Every time we as a planet take a step forward, we eventually take two steps back — and this is very frustrating.
— Kottie Paloma
04 · The World
How has this year changed your creativity or how you see the world changing moving forward?
As much as I hated the first lockdown in Los Angeles, I was fortunate to still get to my studio every day and somehow it opened the art world up to me. It was during the lockdown I met most of the galleries I'm working with now. Now I'm in Germany and we're in another lockdown, so there's nothing really to do other than come to my studio and keep producing art.
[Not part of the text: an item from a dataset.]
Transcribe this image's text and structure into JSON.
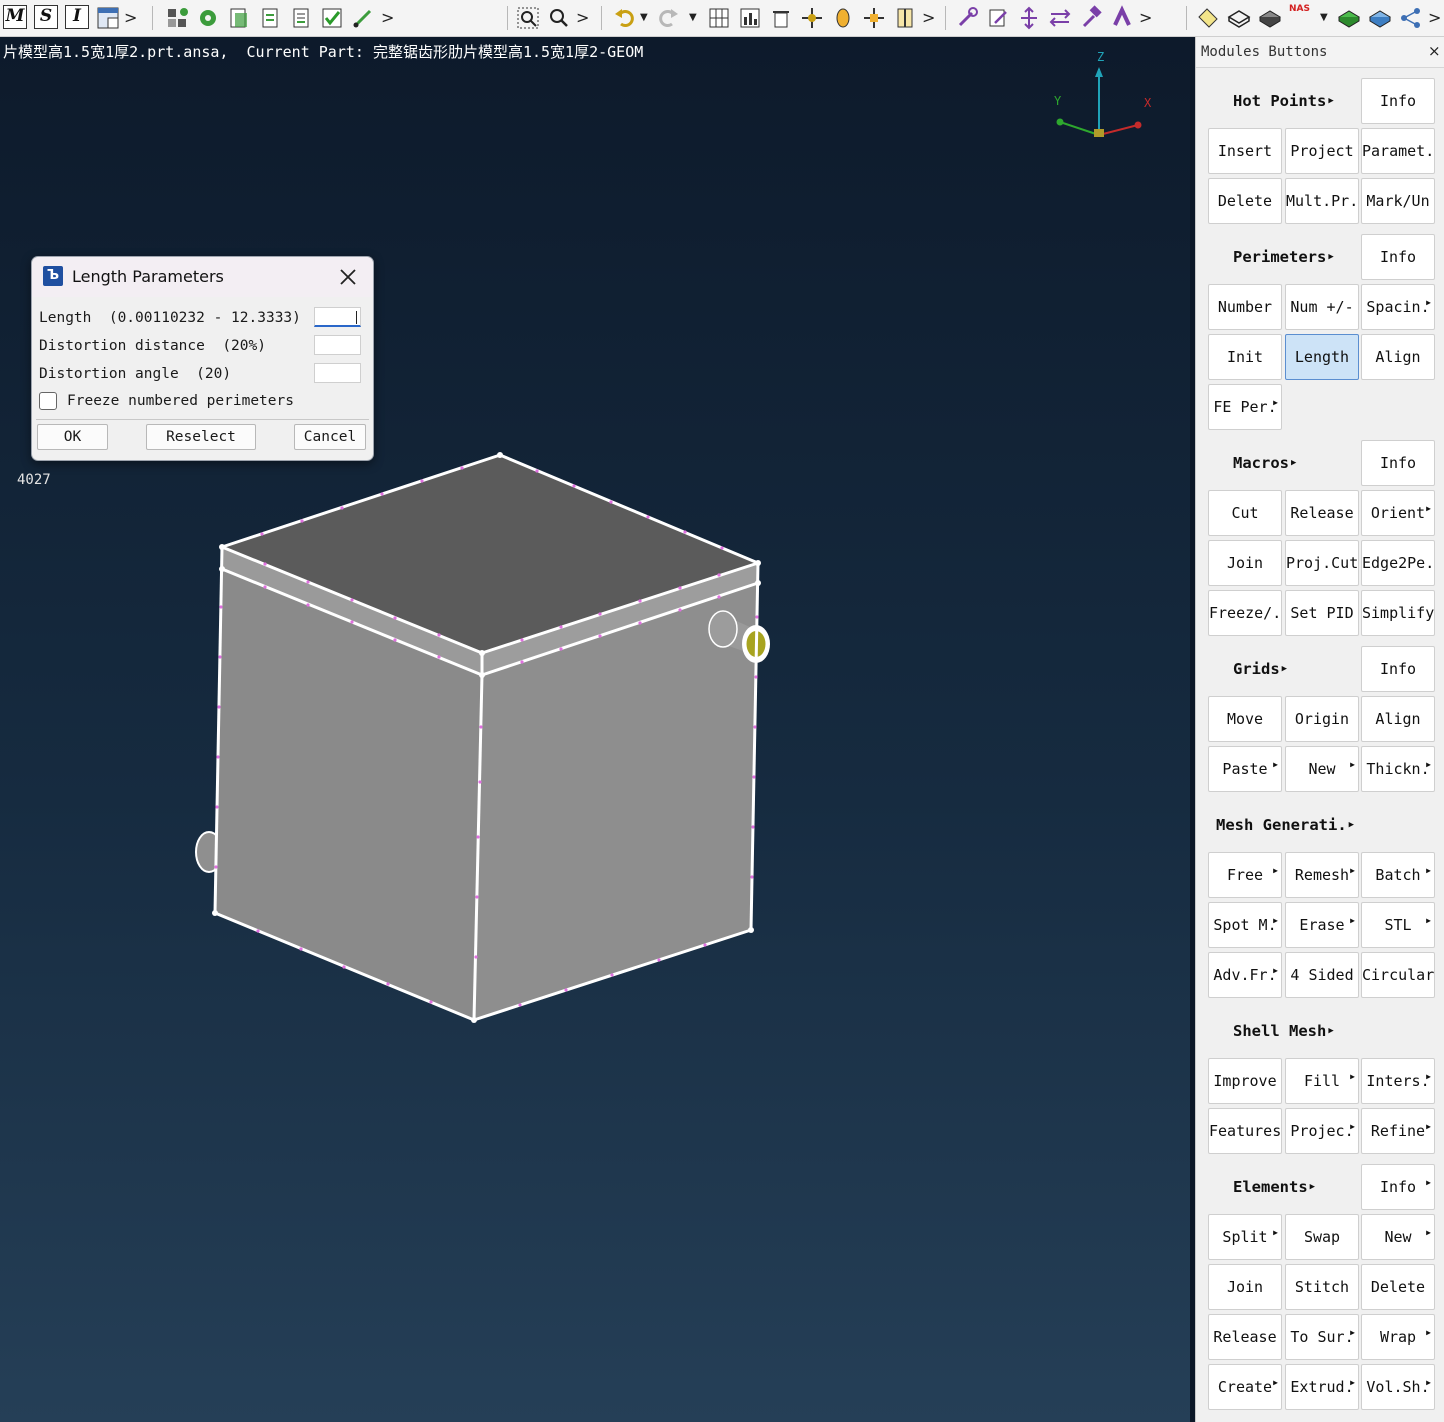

Having the larger studio has allowed me to experiment more within the confines of what I was doing in Los Angeles. I'm not sure how the world will move forward, but it seems like every time we as a planet take a step forward, we eventually take two steps back — and this is very frustrating.
05 · Icons
Who do you consider to be an icon of our time?
Most of my icons are dead. I would say it's the media who decides who the world's icons are on a mainstream level. But for me I consider Iggy Pop as a major icon. John Dwyer from the band Thee Oh Sees is a close friend who I consider an icon. My daughter is a huge fan of the Pink Panther and he is becoming an icon of mine — he deals with so much shit but never gives up.
06 · The Art World
Do you think the art world needs to change, and if so how can it be improved?
I think the art world has been going through a major change over the last several years. In the American art world it's closely linked to the current civil rights movement — and it's nice to see that people of color and women are getting the well-deserved spotlight they finally deserve. Though I have to say that the secondary market is absolutely nutters and I wish there was more support for the emerging market.
07 · Wellbeing
What does wellbeing mean to you?
Ha — I wouldn't be the person to give advice on this topic because I'm such a workhorse and don't even know how to relax. I'm so restless and it's something I should work on. My wife sends me meditation videos and sometimes I'll set aside thirty minutes in the day to explore that.
Icons & Influences
Iggy Pop
The original punk survivor. Raw, uncompromising, still standing.
John Dwyer
Thee Oh Sees. Close friend. A tireless creative force.
Pink Panther
Deals with everything thrown at him. Never gives up. His daughter's hero — now his too.
Cave Painters
Unknown. Ancient. The first mark-makers — documenting the world as they found it.
Ancient Egypt
Symbolic language. Archetypal forms. A visual code that survived millennia.
The 20th Century
Expressionism, abstraction, punk, protest — the whole wild century of it.